Gedenkbuch

für die jüdischen Schüler des Städtischen Realgymnasiums Köln-Deutz 1908 - 1938

Als 1908 das neue Realgymnasium für Jungen öffnete, gehörte auch ein Schüler jüdischer Religion zu den ersten Sextanern (5. Klasse). Seither besuchten immer auch Juden unsere Schule. Erst die Ausgrenzung und Verfolgung durch die Nationalsozialisten führten dazu, dass der letzte jüdische Schüler das Realgymnasium 1938 verlassen musste. 64 jüdische Schüler sind in den Schulakten von 1908 bis 1938 nachweisbar. 14 von ihnen wurden im Holocaust ermordet. Auch den Rabbiner Dr. Julius Simons, der als Religionslehrer an unserer Schule tätig war, töteten die Nationalsozialisten in Auschwitz.

Dieses Gedenkbuch dient der Erinnerung an unsere jüdischen Schüler und ihren Religionslehrer.

 


Organisatorisches

Um die Kurzbiografien der 64 jüdischen Schüler einsehen zu können, klicken Sie die Namen weiter unten auf der Seite an. Diese werden fortlaufend aktualisiert.

Das Projekt

Zu Beginn des Schuljahrs 2017/18 haben die Schülerinnen und Schüler im Zusatzkurs Geschichte (Q2) zunächst entschieden, ein Projekt zum Thema Nationalsozialismus zu machen. Im Mittelpunkt sollte die Recherche nach jüdischen Schülern an unserem Gymnasium von 1908 bis 1945 stehen.

Wir begannen damit, die Akten des Schularchivs durchzusehen und in den Schülerlisten nach jüdischen Schülern zu suchen. U.a. mussten wir lernen, Sütterlin zu lesen. In den Schülerlisten fanden wir erst einmal nur Informationen der einzelnen Personen bezüglich Name, Geburtsdatum, Eltern, Wohnort, Klasse, sowie die Aufenthaltsspanne auf dem Realgymnasium in Köln-Deutz.

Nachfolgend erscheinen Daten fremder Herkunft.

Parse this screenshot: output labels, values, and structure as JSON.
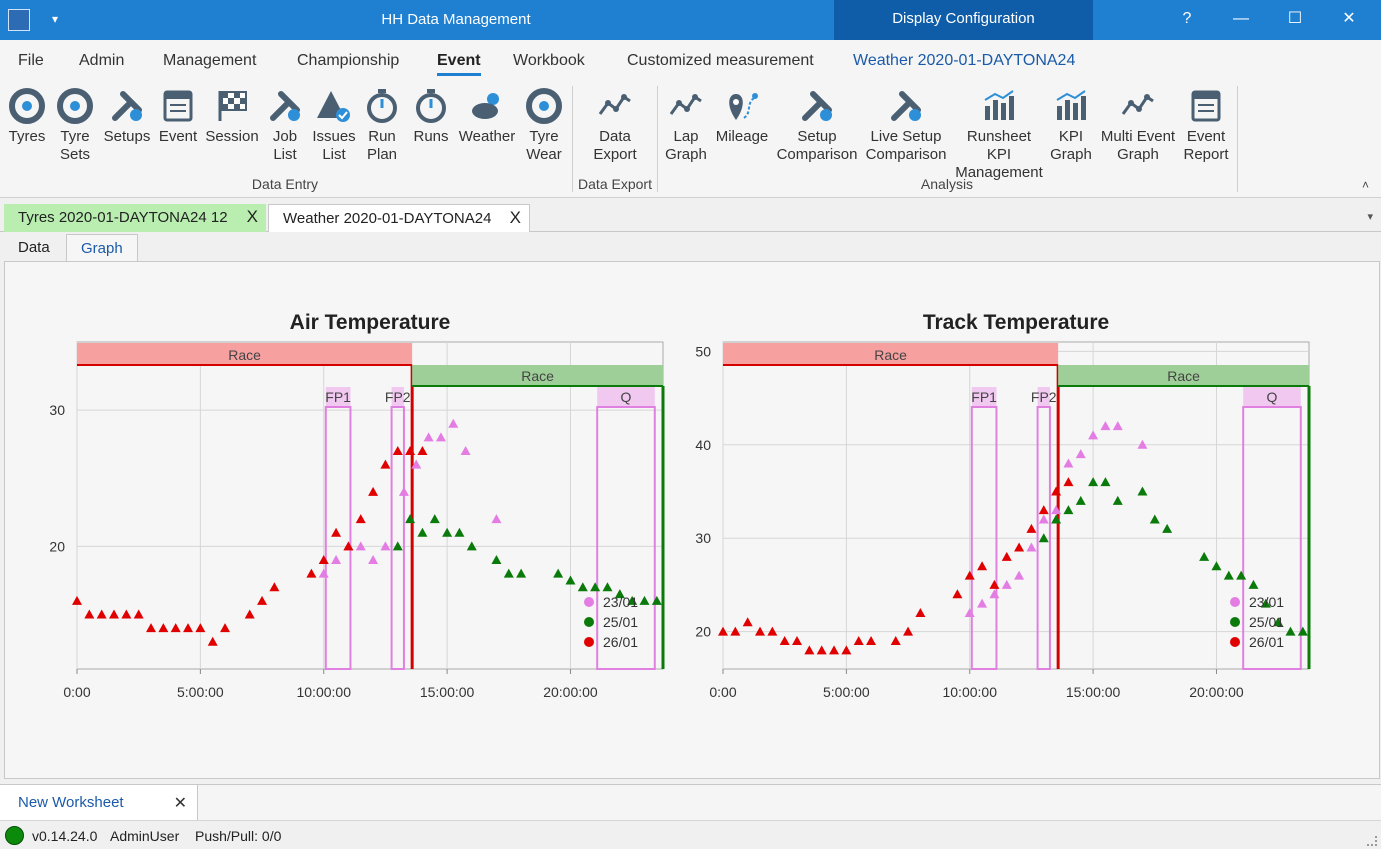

Die gesammelten Informationen dokumentierten wir.

Neben den oben genannten Informationen recherchierten wir biografische Hinweise nach der Schulzeit. An diese Informationen gelangten wir zum einen mithilfe von verschiedenen Opfer-Datenbanken (u.a. Yad Vashem und USHMM), zum anderen profitierten wir von der Zusammenarbeit mit dem NS-Dokumentationszentrum in Köln, welches uns mit zahlreichen Auskünften und Daten einzelner jüdischer Schüler half.

Auch wenn wir über die meisten Personen etwas finden konnten, war es bei einigen umso schwerer. Dadurch wurde es teilweise unmöglich, etwas über ihr Schicksal in ihrem weiteren Lebensweg herauszufinden. Nachdem unsere Recherchen so gut wie abgeschlossen waren, entschieden wir im Kurs, mit den gesammelten Informationen der Schüler einzelne Kurztexte zu verfassen, welche wir in einem Gedenkbuch auf unserer Schulwebsite veröffentlichen wollten.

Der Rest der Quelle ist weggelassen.